The problem of course, is that this isn't the '90s. The complexity, scope, and size of the global IT security enterprise footprint of today dwarfs anything that has come before. Our IT security environments have seen unprecedented growth in the last decade, and the technologies that once were only available to the largest and most profitable of businesses have trickled down to even small organizations. Our world is more intrinsically connected than ever before, and by the very nature of that connectivity we are all more exposed. The longer we're exposed, the more lasting the damage from cyber attacks will be and the more devastating they will become.

So how do we bridge that gap?

For the short term we'll likely see a boom in the adoption of managed security services. This approach enables organizations of all types to virtually have it all – high-quality security monitoring at a premium that is less expensive (and less onerous to manage) than hiring new IT security staff. It's not a bad plan, but like giving BMWs to really good programmers, it's not the long-term solution. After all, those service companies are going to be on the front lines fighting the skills gap as their customer base grows (and the complexity of the supported infrastructures grow), but the overall problem remains – too many attacks, too target-rich an environment, and too much work for even the strongest IT security staff to handle.

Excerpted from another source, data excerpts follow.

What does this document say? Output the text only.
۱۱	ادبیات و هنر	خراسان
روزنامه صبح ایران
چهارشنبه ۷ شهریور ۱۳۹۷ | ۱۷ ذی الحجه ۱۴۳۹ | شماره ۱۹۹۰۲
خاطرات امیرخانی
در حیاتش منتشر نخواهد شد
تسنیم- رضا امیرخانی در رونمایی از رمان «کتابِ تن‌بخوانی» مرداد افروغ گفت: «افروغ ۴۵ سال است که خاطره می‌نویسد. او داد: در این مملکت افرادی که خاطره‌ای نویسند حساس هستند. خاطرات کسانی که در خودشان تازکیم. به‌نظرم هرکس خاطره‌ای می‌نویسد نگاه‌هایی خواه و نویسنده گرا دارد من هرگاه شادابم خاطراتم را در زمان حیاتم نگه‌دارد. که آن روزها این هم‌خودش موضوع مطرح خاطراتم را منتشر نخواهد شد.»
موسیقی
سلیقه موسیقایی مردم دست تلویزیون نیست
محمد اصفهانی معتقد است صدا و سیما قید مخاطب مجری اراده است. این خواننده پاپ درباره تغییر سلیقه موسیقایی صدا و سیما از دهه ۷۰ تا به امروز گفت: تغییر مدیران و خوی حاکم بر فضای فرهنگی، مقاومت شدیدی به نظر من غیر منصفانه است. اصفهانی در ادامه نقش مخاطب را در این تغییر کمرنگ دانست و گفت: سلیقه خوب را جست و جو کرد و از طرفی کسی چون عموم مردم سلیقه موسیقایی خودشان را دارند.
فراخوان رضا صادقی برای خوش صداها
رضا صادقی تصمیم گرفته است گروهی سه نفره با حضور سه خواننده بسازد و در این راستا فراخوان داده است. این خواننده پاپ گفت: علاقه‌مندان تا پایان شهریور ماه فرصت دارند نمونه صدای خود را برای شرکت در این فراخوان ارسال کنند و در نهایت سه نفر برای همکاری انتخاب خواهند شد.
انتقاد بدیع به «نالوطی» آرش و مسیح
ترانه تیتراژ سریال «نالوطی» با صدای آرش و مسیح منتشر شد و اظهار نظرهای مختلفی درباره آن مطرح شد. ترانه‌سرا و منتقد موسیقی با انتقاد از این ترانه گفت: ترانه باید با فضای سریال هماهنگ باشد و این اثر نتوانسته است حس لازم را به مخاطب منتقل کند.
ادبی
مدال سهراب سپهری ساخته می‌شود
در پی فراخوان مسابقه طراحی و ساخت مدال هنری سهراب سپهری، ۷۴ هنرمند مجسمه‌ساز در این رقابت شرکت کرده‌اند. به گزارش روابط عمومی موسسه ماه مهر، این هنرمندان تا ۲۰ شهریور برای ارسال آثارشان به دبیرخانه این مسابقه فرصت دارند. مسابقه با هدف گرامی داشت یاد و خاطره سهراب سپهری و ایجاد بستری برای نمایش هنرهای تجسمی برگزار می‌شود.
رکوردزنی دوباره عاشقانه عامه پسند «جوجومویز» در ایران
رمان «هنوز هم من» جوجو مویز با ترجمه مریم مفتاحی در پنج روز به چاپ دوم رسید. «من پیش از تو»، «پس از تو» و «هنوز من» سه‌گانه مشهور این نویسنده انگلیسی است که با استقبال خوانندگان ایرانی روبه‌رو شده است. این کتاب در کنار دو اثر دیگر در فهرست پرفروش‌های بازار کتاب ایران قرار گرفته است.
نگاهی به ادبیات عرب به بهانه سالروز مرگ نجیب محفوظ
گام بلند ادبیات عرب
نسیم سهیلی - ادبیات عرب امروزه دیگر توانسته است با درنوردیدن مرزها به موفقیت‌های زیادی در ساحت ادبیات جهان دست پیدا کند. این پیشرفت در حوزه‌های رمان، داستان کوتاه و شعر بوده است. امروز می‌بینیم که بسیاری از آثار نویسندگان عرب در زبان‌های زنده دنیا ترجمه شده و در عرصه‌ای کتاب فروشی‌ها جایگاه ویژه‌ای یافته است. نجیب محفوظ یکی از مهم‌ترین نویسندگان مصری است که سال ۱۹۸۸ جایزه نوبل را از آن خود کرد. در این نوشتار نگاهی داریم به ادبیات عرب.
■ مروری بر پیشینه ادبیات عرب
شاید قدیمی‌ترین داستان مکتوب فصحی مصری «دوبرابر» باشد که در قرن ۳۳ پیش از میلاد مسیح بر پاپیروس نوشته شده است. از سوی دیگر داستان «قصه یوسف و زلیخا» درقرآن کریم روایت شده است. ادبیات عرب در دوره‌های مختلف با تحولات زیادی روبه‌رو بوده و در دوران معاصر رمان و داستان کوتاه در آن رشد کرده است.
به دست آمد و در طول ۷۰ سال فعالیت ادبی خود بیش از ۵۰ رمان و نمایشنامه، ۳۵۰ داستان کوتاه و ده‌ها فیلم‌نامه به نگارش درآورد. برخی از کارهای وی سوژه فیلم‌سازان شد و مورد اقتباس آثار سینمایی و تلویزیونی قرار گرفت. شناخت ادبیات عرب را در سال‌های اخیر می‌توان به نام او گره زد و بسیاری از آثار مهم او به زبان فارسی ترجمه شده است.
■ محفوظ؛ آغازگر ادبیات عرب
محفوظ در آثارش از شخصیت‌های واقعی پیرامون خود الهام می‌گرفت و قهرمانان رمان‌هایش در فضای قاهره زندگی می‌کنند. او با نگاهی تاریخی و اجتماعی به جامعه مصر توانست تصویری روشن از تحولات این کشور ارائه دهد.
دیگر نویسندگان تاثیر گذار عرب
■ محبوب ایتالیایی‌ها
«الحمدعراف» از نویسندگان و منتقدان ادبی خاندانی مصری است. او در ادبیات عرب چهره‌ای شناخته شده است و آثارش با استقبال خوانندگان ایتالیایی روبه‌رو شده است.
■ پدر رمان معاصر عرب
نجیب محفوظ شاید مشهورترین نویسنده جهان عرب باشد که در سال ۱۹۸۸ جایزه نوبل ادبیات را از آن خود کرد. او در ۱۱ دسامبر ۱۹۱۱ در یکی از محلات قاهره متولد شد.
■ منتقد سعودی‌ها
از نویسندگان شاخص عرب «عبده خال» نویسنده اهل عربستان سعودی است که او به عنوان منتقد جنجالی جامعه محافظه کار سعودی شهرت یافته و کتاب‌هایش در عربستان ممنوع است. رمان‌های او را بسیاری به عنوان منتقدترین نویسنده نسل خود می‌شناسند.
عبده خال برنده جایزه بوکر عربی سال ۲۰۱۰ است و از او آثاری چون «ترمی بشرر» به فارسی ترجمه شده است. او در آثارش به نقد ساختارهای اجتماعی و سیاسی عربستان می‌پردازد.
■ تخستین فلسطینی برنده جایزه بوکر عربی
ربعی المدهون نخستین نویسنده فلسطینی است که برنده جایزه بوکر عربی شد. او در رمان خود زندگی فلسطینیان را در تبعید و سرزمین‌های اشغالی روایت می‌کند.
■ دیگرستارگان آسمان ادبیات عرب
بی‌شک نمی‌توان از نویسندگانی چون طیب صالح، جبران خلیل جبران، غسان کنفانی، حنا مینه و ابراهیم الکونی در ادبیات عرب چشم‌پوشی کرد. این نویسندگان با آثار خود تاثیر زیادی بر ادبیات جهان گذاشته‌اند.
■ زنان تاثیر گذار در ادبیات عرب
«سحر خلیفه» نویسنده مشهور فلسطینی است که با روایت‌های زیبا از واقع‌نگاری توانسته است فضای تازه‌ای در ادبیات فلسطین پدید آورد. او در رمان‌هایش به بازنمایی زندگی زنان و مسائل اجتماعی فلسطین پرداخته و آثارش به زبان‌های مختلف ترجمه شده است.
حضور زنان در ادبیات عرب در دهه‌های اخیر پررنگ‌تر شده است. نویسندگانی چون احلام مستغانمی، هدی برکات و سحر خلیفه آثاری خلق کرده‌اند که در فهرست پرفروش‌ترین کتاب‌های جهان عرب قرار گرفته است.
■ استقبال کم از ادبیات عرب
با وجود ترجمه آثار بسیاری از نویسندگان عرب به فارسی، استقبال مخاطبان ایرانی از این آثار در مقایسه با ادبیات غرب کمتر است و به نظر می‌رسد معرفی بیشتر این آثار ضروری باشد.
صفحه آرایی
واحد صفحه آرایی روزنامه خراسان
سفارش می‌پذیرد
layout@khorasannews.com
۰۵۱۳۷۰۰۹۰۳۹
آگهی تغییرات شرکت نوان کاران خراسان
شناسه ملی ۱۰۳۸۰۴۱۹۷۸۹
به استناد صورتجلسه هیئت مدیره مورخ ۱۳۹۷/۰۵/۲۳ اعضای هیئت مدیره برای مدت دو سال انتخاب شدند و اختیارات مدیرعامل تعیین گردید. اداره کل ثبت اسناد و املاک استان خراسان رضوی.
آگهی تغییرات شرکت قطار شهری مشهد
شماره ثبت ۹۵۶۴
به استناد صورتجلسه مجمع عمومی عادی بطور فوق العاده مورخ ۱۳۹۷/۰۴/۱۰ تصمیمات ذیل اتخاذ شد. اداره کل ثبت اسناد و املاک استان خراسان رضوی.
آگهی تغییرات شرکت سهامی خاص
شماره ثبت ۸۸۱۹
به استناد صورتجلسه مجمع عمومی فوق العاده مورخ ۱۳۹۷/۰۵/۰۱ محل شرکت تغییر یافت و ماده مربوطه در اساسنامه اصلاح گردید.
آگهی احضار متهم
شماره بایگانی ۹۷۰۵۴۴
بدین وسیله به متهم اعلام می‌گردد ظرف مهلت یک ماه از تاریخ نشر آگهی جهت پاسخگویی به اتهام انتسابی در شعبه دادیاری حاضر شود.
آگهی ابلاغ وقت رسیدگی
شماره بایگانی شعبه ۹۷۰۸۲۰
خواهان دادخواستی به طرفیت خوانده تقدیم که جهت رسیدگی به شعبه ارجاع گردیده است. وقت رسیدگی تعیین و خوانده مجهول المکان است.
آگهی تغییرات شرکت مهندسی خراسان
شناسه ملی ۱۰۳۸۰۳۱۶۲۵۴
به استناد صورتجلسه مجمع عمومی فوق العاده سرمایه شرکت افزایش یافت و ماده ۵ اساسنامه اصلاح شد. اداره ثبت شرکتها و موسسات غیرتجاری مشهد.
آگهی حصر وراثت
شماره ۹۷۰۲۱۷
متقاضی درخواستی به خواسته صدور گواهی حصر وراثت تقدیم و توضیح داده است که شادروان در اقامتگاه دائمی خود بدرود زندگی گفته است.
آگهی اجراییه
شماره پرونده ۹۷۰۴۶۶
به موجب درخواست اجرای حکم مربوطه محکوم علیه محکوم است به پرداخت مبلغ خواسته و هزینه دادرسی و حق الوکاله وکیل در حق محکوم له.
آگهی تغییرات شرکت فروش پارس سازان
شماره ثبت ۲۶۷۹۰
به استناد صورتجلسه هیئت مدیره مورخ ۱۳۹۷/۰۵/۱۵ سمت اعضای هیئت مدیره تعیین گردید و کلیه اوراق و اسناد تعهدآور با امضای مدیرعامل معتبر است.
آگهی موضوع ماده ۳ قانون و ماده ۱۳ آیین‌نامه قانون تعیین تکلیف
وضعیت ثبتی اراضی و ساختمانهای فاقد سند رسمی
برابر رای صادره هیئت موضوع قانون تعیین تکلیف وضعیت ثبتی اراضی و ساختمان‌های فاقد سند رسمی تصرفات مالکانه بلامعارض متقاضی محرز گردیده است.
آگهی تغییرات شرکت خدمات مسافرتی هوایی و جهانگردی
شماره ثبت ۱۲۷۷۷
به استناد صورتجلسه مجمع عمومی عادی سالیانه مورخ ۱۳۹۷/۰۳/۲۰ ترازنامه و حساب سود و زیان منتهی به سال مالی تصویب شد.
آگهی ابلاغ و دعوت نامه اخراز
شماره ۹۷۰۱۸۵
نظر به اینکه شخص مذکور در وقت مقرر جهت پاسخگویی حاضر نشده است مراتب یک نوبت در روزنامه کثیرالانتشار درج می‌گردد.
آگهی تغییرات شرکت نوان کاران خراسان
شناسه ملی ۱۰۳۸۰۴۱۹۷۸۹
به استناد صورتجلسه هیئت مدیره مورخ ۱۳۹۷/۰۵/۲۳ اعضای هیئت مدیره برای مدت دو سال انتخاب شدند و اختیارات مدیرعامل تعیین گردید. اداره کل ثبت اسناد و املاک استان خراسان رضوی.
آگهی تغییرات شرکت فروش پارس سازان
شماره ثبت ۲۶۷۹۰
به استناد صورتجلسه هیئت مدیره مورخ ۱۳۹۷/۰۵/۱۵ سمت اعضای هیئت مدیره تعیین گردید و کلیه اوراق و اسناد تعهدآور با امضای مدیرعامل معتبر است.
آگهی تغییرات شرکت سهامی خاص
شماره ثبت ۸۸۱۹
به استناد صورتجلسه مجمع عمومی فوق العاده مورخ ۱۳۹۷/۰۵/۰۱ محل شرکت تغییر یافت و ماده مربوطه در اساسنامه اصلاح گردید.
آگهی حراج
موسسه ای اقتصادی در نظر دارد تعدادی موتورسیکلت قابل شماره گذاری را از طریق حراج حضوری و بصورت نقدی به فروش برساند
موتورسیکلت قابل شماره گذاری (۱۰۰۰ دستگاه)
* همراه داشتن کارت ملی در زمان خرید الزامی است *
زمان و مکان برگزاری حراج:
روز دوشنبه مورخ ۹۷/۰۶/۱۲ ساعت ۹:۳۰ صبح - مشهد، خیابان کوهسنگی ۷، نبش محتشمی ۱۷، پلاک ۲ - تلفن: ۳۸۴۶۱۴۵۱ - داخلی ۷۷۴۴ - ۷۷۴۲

For those organizations that have a robust team in place already, many simply won't see a compelling enough ROI from outsourcing their needs and will opt to manage things in house. Like fighting any operational fire, security operations will see an influx in spending (to a point) and then it will come down to a limited number of trained, experienced professionals having to wade through a morass of possible security threats in hopes of finding the poisoned needle in their infrastructure haystack.

Therein lies the crux of the problem. Most IT security organizations are focused on triaging small, throw-away threats, and playing whack-a-mole with SIEM notifications rather than spending time preparing active defenses and doing forensic investigation. As an industry, we are taking the folks that are the most qualified –as well as the hardest to hire, retain, and incentivize – and we're making them slog through manual, repeatable work that could and should be automated. How can they gain any experience when they are mired in that day after day? How can any organization get ahead (or at least not feel so behind) of the IT security dilemma when they have their most talented working on low-value activities?

It's time for automated threat response (ATR). ATR is not only a solution that has the computational horsepower thrown at it as need demands, it's capable of automating away so much of the low-level work that takes up the majority of a security team's time. And that's what we're talking about isn't it? Time. Even the most professional, most qualified IT security staff still only gets 24 hours in a day; there is only so much they can do. With ATR, organizations can finally scale their effective response to threats by keeping security professionals focused on the most important ones. Even junior staff can be made far more efficient as ATR can guide them through the capture, elimination, and auditing of low-level problems allowing them in effect to perform at levels that often require senior staff, and management involvement. By coupling smart ATR with pre-approve incident response plans junior staffers can be instantly more valuable.

There's no denying we need more security professionals to address the complexity and scope of today's cyber world. But to manage the skills gap for both the short and the long term, perhaps the first thing we need to do is evaluate the talent we do have and take a closer look at how we can use them more effectively. Relegating the best and brightest to mindless mitigation tasks – reactive to threats instead of being proactive – is not the answer. Automated threat response, may not be as exciting as a new car or a private jet, but if we want to live in a world where cybersecurity is no longer front page news it may be just what we need.